Boca do Sapo even has a new name: Favela dos Sonhos (Favela of Dreams).
The changes have surprised the roughly 200 mainly Afro-Brazilian families who live in the neighborhood on the west side of Sao Paulo.
“I won’t stay here another day.” That encapsulates what Pauliana Leite, 36, thought four years ago after arriving in Boca do Sapo from the northeastern state of Bahia.
“The Uber driver who brought us was afraid to come here,” she recalls. “I was very angry with my partner for having brought us here.”
Leite never made good on her threat to go back to Bahia and has seen the community transformed, with paved roads, solar-powered streetlights, and colorful murals with positive messages such as “Never give up on your dreams.”
Remaking Boca do Sapo has been the focus of a pilot project pursued by several NGOs and firms under the coordination of the group Gerando Falcoes (Raising Falcons).
The goal was to lift residents out of poverty within two years with an investment of 6.5 million reais ($1.3 million/1.2 million euros).
The first steps involved contacts with municipal authorities and the electric company to connect the favela to the power grid and the installation of micro water-treatment plants to handle the raw sewage that was formerly dumped into the creek running through the community.
Some wooden dwellings were replaced with sturdier structures made from recycled materials, while cement was laid over dirt floors.

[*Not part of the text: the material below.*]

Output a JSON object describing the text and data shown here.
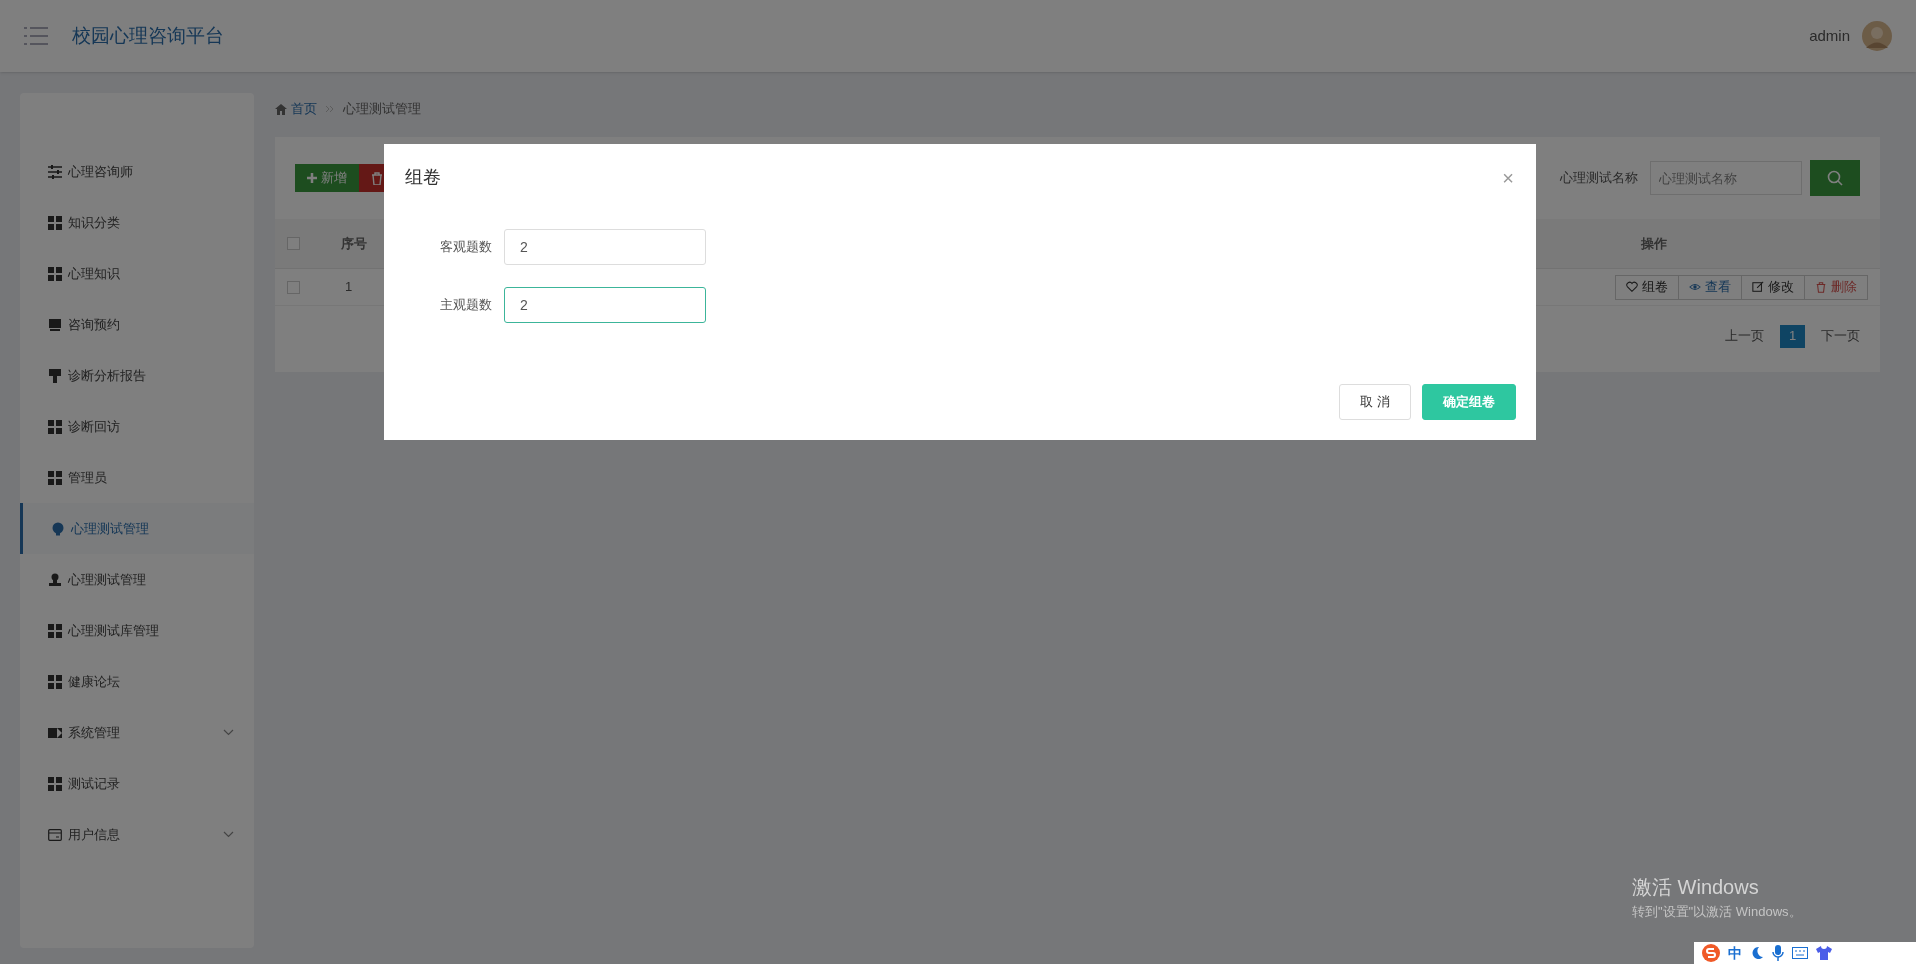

“When it rained and the creek rose, we had to put the children on the bed because the ground was left covered with mud,” Leite says outside the family’s home.
Along with the material improvements, Gerando Falcoes has provided residents with training in how to start small businesses and has reached out to employers in a bid to overcome their reluctance to hire people from Boca do Sapo.
Since the start of the initiative, according to Gerando Falcoes, 125 residents have found jobs and 80 others have gone into business for themselves.
Pamela Costa collects discarded items and sells them to a recycling start-up associated with the project.
But the 31-year-old is even more excited about the electric outlets in her new home. “Before we had no light or we had to use a ‘gato’ (illegal connection).”
Costa is also happy about finally having a postal code, which means she can have cooking gas delivered to her front door instead of having to lug it back from the depot.
Gerando Falcoes hopes to bring its “multidimensional” approach to bear on the conditions that have seen the number of favelas in Brazil increase by 40 percent over the last 12 years to 11,403.
Those marginalized neighborhoods are home to 16 million people.
“There is also a necessity that the state do its part. We don’t want to replace public institutions,” says Nina Rentel of Gerando Falcoes.